Iron oxide nanorods array in electrochemical detection of H₂O₂

Nanorod arrays (NRs) of β-FeOOH, γ-Fe₂O₃, and α-Fe₂O₃ were synthesized, and their electrocatalytic properties toward the reduction of H₂O₂ were investigated. In phosphate electrolyte, iron phosphate (FePO₄) was in situ deposited onto these iron oxides during pretreatment, and the interaction between iron oxides and the deposited FePO₄ played an important role in determining the electrocatalytic activity of the resultant electrodes. It was found that the redox reaction of FePO₄ is more facile on α-Fe₂O_3NR, and the resultant FePO₄ modified α-Fe₂O_3NR showed best electrocatalytic activity toward the reduction of H₂O₂. In addition, α-Fe₂O_3NR showed two reduction peaks in phosphate electrolyte containing 1.66 mM H₂O₂, one being pH-dependent and related to the electrocatalytic properties of FePO₄, and the other one being pH-independent and only related to the intrinsic electrocatalytic properties of α-Fe₂O_3NR. However, all iron oxides showed only one pH-independent reductive peak in non-phosphate electrolyte containing H₂O₂. The sensing mechanisms in both conditions are proposed.
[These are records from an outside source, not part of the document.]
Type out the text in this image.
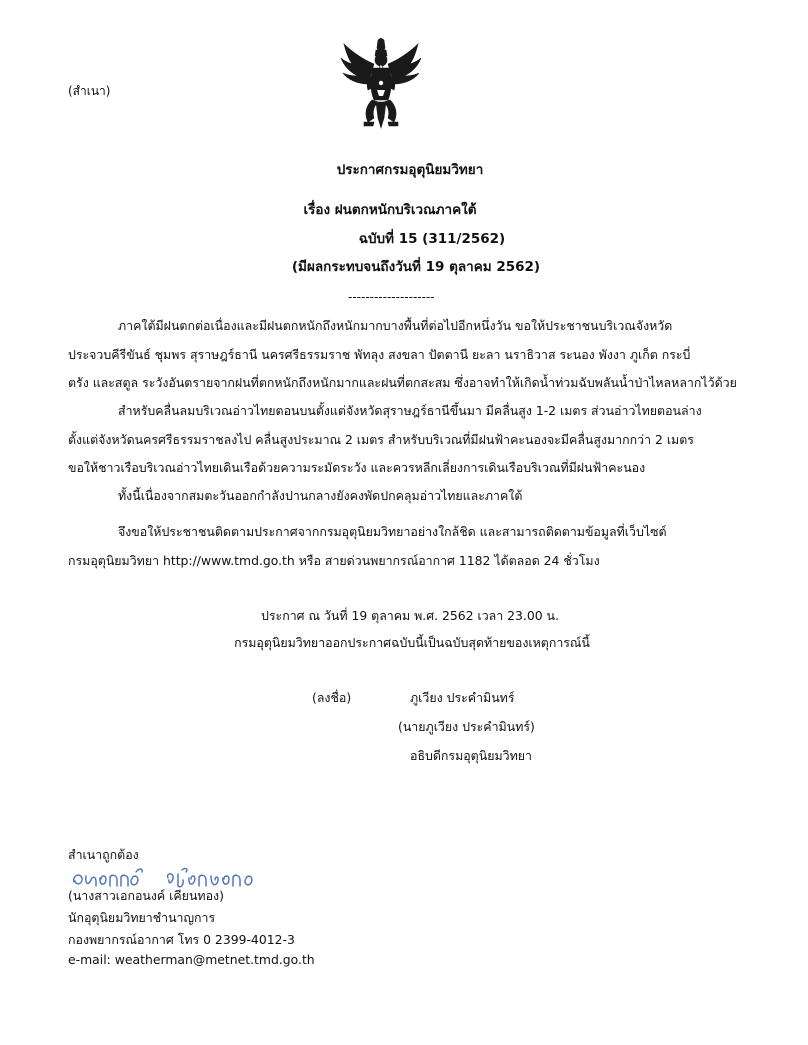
(สำเนา)
ประกาศกรมอุตุนิยมวิทยา
เรื่อง ฝนตกหนักบริเวณภาคใต้
ฉบับที่ 15 (311/2562)
(มีผลกระทบจนถึงวันที่ 19 ตุลาคม 2562)
--------------------
ภาคใต้มีฝนตกต่อเนื่องและมีฝนตกหนักถึงหนักมากบางพื้นที่ต่อไปอีกหนึ่งวัน ขอให้ประชาชนบริเวณจังหวัด
ประจวบคีรีขันธ์ ชุมพร สุราษฎร์ธานี นครศรีธรรมราช พัทลุง สงขลา ปัตตานี ยะลา นราธิวาส ระนอง พังงา ภูเก็ต กระบี่
ตรัง และสตูล ระวังอันตรายจากฝนที่ตกหนักถึงหนักมากและฝนที่ตกสะสม ซึ่งอาจทำให้เกิดน้ำท่วมฉับพลันน้ำป่าไหลหลากไว้ด้วย
สำหรับคลื่นลมบริเวณอ่าวไทยตอนบนตั้งแต่จังหวัดสุราษฎร์ธานีขึ้นมา มีคลื่นสูง 1-2 เมตร ส่วนอ่าวไทยตอนล่าง
ตั้งแต่จังหวัดนครศรีธรรมราชลงไป คลื่นสูงประมาณ 2 เมตร สำหรับบริเวณที่มีฝนฟ้าคะนองจะมีคลื่นสูงมากกว่า 2 เมตร
ขอให้ชาวเรือบริเวณอ่าวไทยเดินเรือด้วยความระมัดระวัง และควรหลีกเลี่ยงการเดินเรือบริเวณที่มีฝนฟ้าคะนอง
ทั้งนี้เนื่องจากสมตะวันออกกำลังปานกลางยังคงพัดปกคลุมอ่าวไทยและภาคใต้
จึงขอให้ประชาชนติดตามประกาศจากกรมอุตุนิยมวิทยาอย่างใกล้ชิด และสามารถติดตามข้อมูลที่เว็บไซต์
กรมอุตุนิยมวิทยา http://www.tmd.go.th หรือ สายด่วนพยากรณ์อากาศ 1182 ได้ตลอด 24 ชั่วโมง
ประกาศ ณ วันที่ 19 ตุลาคม พ.ศ. 2562 เวลา 23.00 น.
กรมอุตุนิยมวิทยาออกประกาศฉบับนี้เป็นฉบับสุดท้ายของเหตุการณ์นี้
(ลงชื่อ)	ภูเวียง ประคำมินทร์
(นายภูเวียง ประคำมินทร์)
อธิบดีกรมอุตุนิยมวิทยา
สำเนาถูกต้อง
(นางสาวเอกอนงค์ เคียนทอง)
นักอุตุนิยมวิทยาชำนาญการ
กองพยากรณ์อากาศ โทร 0 2399-4012-3
e-mail: weatherman@metnet.tmd.go.th
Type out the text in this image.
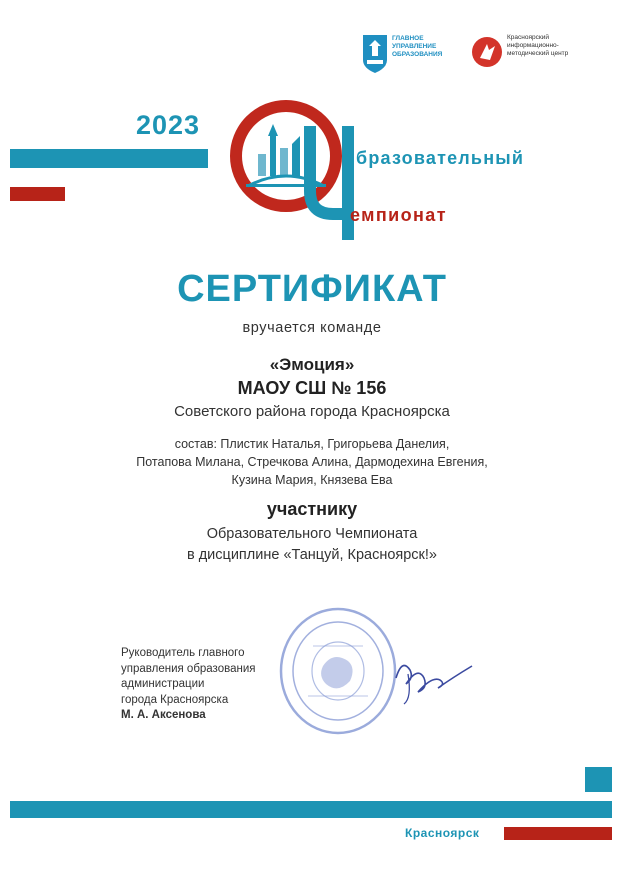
ГЛАВНОЕ
УПРАВЛЕНИЕ
ОБРАЗОВАНИЯ
Красноярский
информационно-
методический центр
2023
бразовательный
емпионат
СЕРТИФИКАТ
вручается команде
«Эмоция»
МАОУ СШ № 156
Советского района города Красноярска
состав: Плистик Наталья, Григорьева Данелия,
Потапова Милана, Стречкова Алина, Дармодехина Евгения,
Кузина Мария, Князева Ева
участнику
Образовательного Чемпионата
в дисциплине «Танцуй, Красноярск!»
Руководитель главного
управления образования
администрации
города Красноярска
М. А. Аксенова
Красноярск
Under optimized condition, α-Fe₂O_3NR exhibited excellent sensing characteristics, including a high sensitivity of 181 μA mM^-1 cm^-2, a wide linear range up to 2.5 mM, a low detection limit of 1.3 μM, and high selectivity against some common biomolecules, which indicates its applicability as a reliable electrochemical H₂O₂ sensor.